I had never lived in a city before this summer, and it took a while for me to get used to the unending comments I heard on the street. They always made me feel uncomfortable, and I found listening to music protected me the most on my walk to work.
My last week of summer work, I had run out of power to listen to my music so I was walking around without my usual guard up. I started to notice someone yelling, “Bitch!” at me as I was walking. At first I ignored it, but the yelling got worse when I turned around.
When I got to the cross walk and it looked like me and the man who was yelling at me would be standing together, I decided to walk off to the side and stand by a populated bus stop until he passed. As he walked across the street, he hatefully spewed, “bitch,” and “white cunt” with “privileged pussy” my way.

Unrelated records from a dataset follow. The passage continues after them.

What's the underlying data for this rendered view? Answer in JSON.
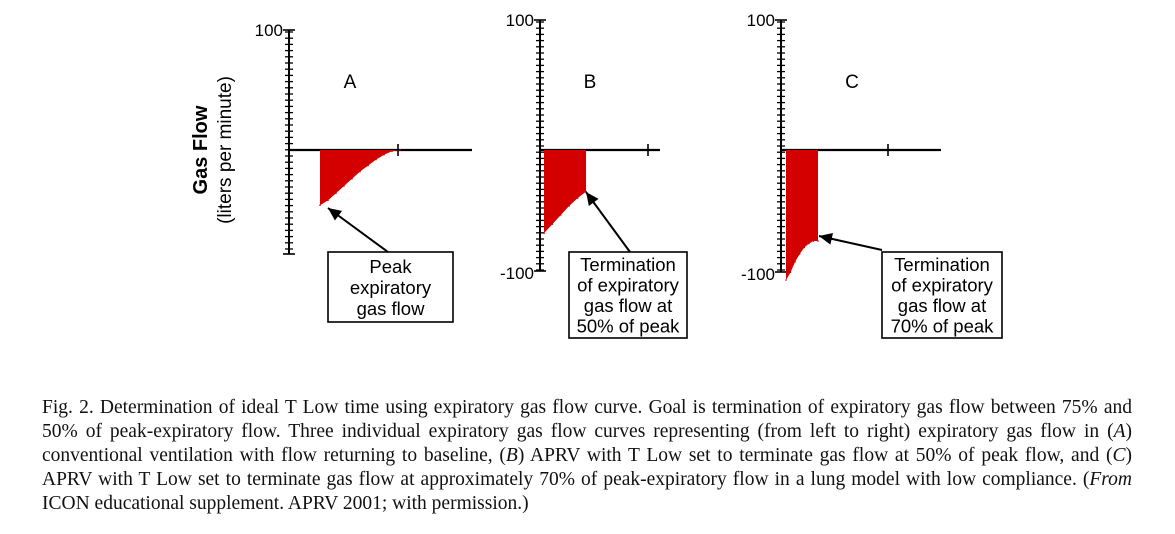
{
  "chart_data": [
    {
      "type": "area",
      "panel_label": "A",
      "ylabel_bold": "Gas Flow",
      "ylabel_sub": "(liters per minute)",
      "ytick_labels": [
        "100"
      ],
      "ylim": [
        -100,
        100
      ],
      "x": [
        0,
        0.1,
        0.2,
        0.3,
        0.4,
        0.5,
        0.6,
        0.7,
        0.8,
        0.9,
        1.0
      ],
      "values": [
        -46,
        -42,
        -36,
        -30,
        -24,
        -18,
        -13,
        -8,
        -4,
        -1,
        0
      ],
      "annotation": [
        "Peak",
        "expiratory",
        "gas flow"
      ]
    },
    {
      "type": "area",
      "panel_label": "B",
      "ytick_labels": [
        "100",
        "-100"
      ],
      "ylim": [
        -100,
        100
      ],
      "x": [
        0,
        0.1,
        0.2,
        0.3,
        0.4,
        0.5
      ],
      "values": [
        -64,
        -57,
        -50,
        -43,
        -37,
        -32
      ],
      "annotation": [
        "Termination",
        "of expiratory",
        "gas flow at",
        "50% of peak"
      ]
    },
    {
      "type": "area",
      "panel_label": "C",
      "ytick_labels": [
        "100",
        "-100"
      ],
      "ylim": [
        -100,
        100
      ],
      "x": [
        0,
        0.05,
        0.1,
        0.15,
        0.2,
        0.25,
        0.3,
        0.35
      ],
      "values": [
        -100,
        -94,
        -86,
        -80,
        -75,
        -72,
        -70,
        -70
      ],
      "annotation": [
        "Termination",
        "of expiratory",
        "gas flow at",
        "70% of peak"
      ]
    }
  ],
  "caption": {
    "p1": "Fig. 2. Determination of ideal T Low time using expiratory gas flow curve. Goal is termination of expiratory gas flow between 75% and 50% of peak-expiratory flow. Three individual expiratory gas flow curves representing (from left to right) expiratory gas flow in (",
    "a": "A",
    "p2": ") conventional ventilation with flow returning to baseline, (",
    "b": "B",
    "p3": ") APRV with T Low set to terminate gas flow at 50% of peak flow, and (",
    "c": "C",
    "p4": ") APRV with T Low set to terminate gas flow at approximately 70% of peak-expiratory flow in a lung model with low compliance. (",
    "from": "From",
    "p5": " ICON educational supplement. APRV 2001; with permission.)"
  },
  "colors": {
    "fill": "#d40000",
    "line": "#000000"
  }
}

I didn’t know what to do; I just wanted to go home. After I crossed the street, he turned around to see me again. He stopped dead in his tracks and threatened me until I crossed the street again to walk on the other side.
I was wearing sunglasses, so no one could see me cry on my way home. I don’t let anyone talk to me like that, but he was so much bigger and filled with so much anger. I felt so powerless and so small.
Saturday night at about 8pm I parked on Little Raven street, at the far end of the mall from the Denver Library, where I was heading to drop off some books in the drop box. I made it to the library and successfully dropped off my books in about fifteen minutes. Walking back from the library to the mall (which involves walking down the street between a city park and the Denver capital lawn), a man started following me. I sped up, he did too. First, he just tried talking to me, to get me to stop. I responded, but kept walking. Then he asked me if I could sell him a bowl. I said no and kept walking. After crossing Colfax, I was passing the bus station when he angled his walking and tried to cut me off against the wall.
I ran into the bus station and went straight to the security guard. He followed me into the bus station, and the security guard made him go away for me. After I watched him go out of view, I walked out of the bus station to catch the Free Mall Ride down 16th street mall. A stop later, he got on the mall ride and started staring at me. I work on the mall at a place in which my coworkers are predominantly males, so I got off the ride and went to my work with the hope of losing him based on the intimidation factor of other males.
I waited 15 minutes, then tried to leave. I was partway down the block when he walked up next to me and said “hi”. I turned around and went back to work and waited for them to finish closing so I wouldn’t be walking alone. I didn’t get to my car till past 11pm.